Ils n'ont rien à dire de plus que des tas d'autres, simplement, pour eux, c'est vital. Ils se sont mis à écrire comme d’autres se mettent à boire. Ils écrivent pour ne pas parler tout haut, tout seul. Pour ne pas finir sur un banc, la bouteille en érection près de la cuisse, à parler tout seul, tout haut.
Il faut leur dire qu'on les aime.

En dehors de ses délires celui-ci se présente comme un individu normal.
Un qui aura blanchi ses années à l'ombre des ordinateurs, des amphis ou des bureau, avant de jeter ses cravates aux orties.
Un qui conduit la voiture de monsieur tout le monde, change de vitesse, ne laisse pas trop le pied sur le débrayage, vérifie parfois le niveau d'huile, s'arrête aux feux rouges, repart quand on le klaxonne, porte son linge à la laverie, fait son marché, sa cuisine, éteint bien le gaz, allume la télé, lit son horoscope, n'y croit pas et préfère Proust sans l'avoir lu.
Il n’a tué personne, pas même son père. Ne s’est suicidé que très symboliquement, sans bruit, sans drame...
Chaque soir, il s'installe devant son écran. Un vieil écran, pas même un écran plat ou celui d’un portable qui lui permettrait de frimer dans le TGV ou autre lieu public.
Chaque soir, d'une pression du pouce, il allume son ordi.

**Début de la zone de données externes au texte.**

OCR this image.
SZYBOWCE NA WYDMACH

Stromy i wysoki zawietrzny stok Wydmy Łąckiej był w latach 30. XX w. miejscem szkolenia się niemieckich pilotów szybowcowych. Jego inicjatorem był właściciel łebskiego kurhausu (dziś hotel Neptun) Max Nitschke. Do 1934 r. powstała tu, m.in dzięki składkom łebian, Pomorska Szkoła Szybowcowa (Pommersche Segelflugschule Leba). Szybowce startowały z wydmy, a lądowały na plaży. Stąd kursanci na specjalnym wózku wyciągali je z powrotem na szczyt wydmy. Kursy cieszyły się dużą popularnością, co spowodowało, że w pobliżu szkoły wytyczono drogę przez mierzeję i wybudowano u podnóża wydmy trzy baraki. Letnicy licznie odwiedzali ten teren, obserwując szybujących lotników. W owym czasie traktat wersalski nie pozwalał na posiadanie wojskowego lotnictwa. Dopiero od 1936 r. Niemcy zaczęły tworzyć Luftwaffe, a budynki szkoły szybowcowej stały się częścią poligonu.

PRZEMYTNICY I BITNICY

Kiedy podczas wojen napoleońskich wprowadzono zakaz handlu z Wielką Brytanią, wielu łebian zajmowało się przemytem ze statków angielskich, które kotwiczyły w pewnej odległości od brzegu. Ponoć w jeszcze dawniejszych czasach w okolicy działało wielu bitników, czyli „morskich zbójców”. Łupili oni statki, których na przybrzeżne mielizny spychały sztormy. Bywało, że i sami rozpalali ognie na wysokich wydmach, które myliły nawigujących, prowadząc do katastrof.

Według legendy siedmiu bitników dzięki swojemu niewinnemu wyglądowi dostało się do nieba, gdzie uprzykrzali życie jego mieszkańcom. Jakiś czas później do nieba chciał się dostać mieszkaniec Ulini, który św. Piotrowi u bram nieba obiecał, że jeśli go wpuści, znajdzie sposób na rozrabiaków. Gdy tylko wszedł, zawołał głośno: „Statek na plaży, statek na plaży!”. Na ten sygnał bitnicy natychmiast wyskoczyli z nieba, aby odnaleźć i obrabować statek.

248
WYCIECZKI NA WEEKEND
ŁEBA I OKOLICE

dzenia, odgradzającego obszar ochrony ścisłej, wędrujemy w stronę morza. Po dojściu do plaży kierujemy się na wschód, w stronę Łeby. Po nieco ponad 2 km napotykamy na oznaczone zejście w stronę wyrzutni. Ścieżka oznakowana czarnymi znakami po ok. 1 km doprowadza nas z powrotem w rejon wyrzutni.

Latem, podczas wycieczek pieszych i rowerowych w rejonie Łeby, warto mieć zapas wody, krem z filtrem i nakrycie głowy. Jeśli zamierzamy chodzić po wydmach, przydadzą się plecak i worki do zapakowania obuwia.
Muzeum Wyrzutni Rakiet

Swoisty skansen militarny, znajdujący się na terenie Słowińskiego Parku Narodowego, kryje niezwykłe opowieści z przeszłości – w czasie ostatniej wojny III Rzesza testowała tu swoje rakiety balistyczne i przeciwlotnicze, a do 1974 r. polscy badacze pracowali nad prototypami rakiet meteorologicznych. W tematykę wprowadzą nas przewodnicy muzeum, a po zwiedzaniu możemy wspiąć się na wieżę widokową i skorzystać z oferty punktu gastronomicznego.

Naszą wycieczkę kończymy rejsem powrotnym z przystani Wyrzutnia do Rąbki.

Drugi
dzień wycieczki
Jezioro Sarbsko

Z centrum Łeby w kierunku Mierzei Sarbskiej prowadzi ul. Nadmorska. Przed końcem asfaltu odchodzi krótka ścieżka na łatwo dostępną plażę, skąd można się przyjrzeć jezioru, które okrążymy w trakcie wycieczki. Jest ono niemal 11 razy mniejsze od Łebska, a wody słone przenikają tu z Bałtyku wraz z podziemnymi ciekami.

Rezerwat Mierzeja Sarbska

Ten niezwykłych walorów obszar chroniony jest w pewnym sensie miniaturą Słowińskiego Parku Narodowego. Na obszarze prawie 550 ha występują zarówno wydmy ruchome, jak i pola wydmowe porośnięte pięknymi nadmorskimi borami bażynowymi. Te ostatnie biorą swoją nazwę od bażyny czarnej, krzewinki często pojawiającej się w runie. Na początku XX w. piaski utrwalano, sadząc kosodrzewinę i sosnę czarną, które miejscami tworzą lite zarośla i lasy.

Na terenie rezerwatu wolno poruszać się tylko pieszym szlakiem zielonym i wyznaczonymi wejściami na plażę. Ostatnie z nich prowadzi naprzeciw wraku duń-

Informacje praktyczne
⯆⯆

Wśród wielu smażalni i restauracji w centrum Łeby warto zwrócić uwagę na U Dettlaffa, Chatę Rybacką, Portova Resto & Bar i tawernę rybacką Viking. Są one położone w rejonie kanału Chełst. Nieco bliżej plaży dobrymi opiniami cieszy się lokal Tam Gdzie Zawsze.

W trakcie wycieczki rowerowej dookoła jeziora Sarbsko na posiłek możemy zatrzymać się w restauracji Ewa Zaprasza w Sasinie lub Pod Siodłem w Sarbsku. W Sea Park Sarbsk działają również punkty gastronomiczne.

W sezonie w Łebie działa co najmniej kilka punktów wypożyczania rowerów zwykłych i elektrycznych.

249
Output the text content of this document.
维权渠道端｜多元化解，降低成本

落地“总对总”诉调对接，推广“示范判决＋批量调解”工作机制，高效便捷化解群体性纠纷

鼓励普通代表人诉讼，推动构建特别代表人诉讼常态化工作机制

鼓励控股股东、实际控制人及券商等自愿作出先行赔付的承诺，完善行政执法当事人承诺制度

Ça ronfle, ça défile, ça s'enchaîne. Une collection de petits patches apparaissent comme suspendu dans le ciel qu’il s’est choisi sur Google.
Le voilà en pays connu. Il retrouve les mêmes gestes : agiter un peu la souris pour voir la petite flèche lui obéir, cliquer sur Times New Roman, 14.
Mais ne nous fions pas à un mauvais mot à mot : le temps n’est pas encore venu d’un nouveau roman. Il devra encore pas mal besogner pour ça. Times New Roman, 14, n’est qu’une façon de convoquer la police (14, pour la taille des caractères.)

Car il en est ainsi : chaque fois qu’il s’apprête à écrire, il appelle la police, comme s’il allait passer aux aveux. Ils y sont habitués. Ils ne se déplacent même plus, sachant bien que chaque fois il se rétracte. Il fait porter le chapeau à des personnages invérifiables avec juste ce qu'il faut de détails pour la vraisemblance et de gesticulation pour qu’ils laissent leurs empreintes.
Au fond, il sait bien qu’il est le seul coupable. Mais de quoi? et que faire contre ça?
Il se peut qu’un jour il passe à l’acte, comme on dit. Mais lequel et comment ? Voilà bien ce qui est imprévisible. Car il ne publie jamais rien. Pas même de bande annonce.
Tout au plus — quelques attentifs pourront peut-être en témoigner —, tout au plus aura-t-il montré certains signes avant-coureurs d'une fin de course.